Torquemada explained to the judges how to prepare and eat his dish, inserting plenty of vituperative bile towards the Xtreme Chef while he did, insulting his techniques, taste, and every other facet of both James’ culinary abilities and his character, and pausing in his recitation only once to shout: “Do not dip them yet!” when the judges began too soon to eat. When his monologue ended, he lifted his hands (granting permission? a benediction? who knew) and they ate.
The Verdict
James and Torquemada were a yin and yang of attitude as they stood waiting for the judges to finish deliberating and render a verdict: Torquemada—chest thrown out, hands on his hips, big moustache thrust up in the air, his posture an unconscious (we hoped) mockery of James’ traditional winner’s pose; James—arms folded, chin against his concave chest, slumping, body all angles and asymmetry, refusing to meet Torquemada’s provocative gaze but glowering fixedly at us.
The Gourmand huddled with the judges. They spoke in rushed whispers; at times they stabbed fingers in the chefs’ direction or waved their arms at each other. We couldn’t tell what they were saying. It had never taken them so long to come to a decision.
TORQUEMADA
(loudly, taunting)
“Boys o boys. It is taking thems quite a while, isn’t it? Isn’t it? Isn’t it taking a while? Why do you think it’s taking such a while, Xtreme Chef?” He clucked his tongue. “They must be deciding how many points I beat you by. Yes. That must be, because your food was so—what is you call it—mediocre.”
James said nothing. He didn’t move, twitch, or shift in any way. His sous chefs did. They shouted retorts and threats, and the challenger and his cooks responded in kind. It escalated along unsurprising lines from there, though Johnnie James himself never said a word. He just stood there staring at us.
We didn’t see who flung the first tomato, but we knew when it had been thrown. At first, tomato slime streaming down his face and catching in his moustache, Torquemada stood, frozen, mouth agape, caught in the middle of his last exhortation. The entire studio inhaled and was quiet, even the judges and the Gourmand, the shock on his face echoing Torquemada’s. Then Johnnie James laughed.

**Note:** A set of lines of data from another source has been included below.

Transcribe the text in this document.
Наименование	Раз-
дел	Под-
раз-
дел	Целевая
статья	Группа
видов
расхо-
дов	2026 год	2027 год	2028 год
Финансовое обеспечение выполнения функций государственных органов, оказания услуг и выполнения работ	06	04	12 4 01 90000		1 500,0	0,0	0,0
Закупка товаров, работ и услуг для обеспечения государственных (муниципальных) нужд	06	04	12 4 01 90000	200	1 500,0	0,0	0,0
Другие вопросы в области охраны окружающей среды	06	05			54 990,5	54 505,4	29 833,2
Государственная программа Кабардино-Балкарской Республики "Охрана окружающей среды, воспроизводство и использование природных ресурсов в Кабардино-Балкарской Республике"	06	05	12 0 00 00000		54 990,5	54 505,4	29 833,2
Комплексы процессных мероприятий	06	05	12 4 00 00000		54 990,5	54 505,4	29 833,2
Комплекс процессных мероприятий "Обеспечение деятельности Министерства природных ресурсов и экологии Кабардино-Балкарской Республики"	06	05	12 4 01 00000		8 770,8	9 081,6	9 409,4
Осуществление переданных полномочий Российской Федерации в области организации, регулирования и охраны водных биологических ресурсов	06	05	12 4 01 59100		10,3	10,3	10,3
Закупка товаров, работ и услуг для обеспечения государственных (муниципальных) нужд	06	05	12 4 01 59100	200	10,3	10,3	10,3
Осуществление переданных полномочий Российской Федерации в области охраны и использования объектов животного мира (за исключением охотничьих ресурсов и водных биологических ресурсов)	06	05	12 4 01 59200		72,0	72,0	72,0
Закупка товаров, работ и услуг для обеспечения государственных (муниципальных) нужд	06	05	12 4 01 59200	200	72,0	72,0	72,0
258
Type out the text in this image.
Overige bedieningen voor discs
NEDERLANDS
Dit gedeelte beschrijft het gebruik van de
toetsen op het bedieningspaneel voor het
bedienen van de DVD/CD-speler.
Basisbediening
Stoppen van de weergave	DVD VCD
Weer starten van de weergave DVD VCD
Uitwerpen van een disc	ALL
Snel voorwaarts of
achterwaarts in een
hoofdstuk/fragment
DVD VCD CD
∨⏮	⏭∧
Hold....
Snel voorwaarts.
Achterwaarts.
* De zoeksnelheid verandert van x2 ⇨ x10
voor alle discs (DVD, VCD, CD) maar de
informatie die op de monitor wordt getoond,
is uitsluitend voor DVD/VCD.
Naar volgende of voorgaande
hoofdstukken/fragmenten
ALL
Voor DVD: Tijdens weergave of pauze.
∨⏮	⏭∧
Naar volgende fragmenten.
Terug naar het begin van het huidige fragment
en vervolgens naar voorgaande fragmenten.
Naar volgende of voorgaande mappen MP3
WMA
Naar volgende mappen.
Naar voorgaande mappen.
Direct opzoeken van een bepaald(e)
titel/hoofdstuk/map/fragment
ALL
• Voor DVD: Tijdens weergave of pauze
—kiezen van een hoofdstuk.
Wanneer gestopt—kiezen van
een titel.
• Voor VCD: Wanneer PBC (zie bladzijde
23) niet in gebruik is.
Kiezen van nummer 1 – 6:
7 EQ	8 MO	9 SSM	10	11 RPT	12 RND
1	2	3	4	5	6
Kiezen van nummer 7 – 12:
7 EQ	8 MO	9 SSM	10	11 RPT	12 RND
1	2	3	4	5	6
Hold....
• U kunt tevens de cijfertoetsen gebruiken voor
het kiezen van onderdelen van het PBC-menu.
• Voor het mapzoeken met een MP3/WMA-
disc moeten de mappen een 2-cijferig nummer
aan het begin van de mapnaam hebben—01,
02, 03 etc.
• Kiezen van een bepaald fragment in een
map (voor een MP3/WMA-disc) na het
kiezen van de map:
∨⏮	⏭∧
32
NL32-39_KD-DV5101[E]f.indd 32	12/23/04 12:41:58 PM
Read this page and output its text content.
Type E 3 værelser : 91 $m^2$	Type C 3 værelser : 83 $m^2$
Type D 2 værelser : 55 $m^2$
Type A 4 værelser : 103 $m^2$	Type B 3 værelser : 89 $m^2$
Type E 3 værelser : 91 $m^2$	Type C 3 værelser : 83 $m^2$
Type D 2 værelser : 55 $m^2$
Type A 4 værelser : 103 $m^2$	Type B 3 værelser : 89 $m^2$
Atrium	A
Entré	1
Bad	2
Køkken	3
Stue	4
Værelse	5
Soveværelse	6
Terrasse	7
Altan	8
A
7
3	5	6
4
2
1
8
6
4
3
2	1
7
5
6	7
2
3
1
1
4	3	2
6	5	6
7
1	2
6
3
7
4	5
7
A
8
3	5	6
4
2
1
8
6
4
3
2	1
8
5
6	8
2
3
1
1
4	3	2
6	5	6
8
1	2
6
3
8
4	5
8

The air filled with slimy red missiles. Everyone was pelted. Other meat and vegetable scraps joined the projectiles already hurling about the kitchen. We were hit a few times ourselves, but mostly we stood on the edges of the fracas and watched it happen. We didn’t care, at this point, who had won. We only cared that it made good sport.
Torquemada screamed this throaty, ululating war cry, grabbed a long knife from the nearest block and rushed Xtreme Chef James. They crashed together and fell to the floor, grappling in the strewn refuse of ten plates of food. The others—all—producers, judges, Gourmand, sous chefs, audience—all but we—surrounded them and grabbed at them and tried to pull them apart. Arms were shaken off and came away with swathes of red. We watched. And did nothing. And it was fine.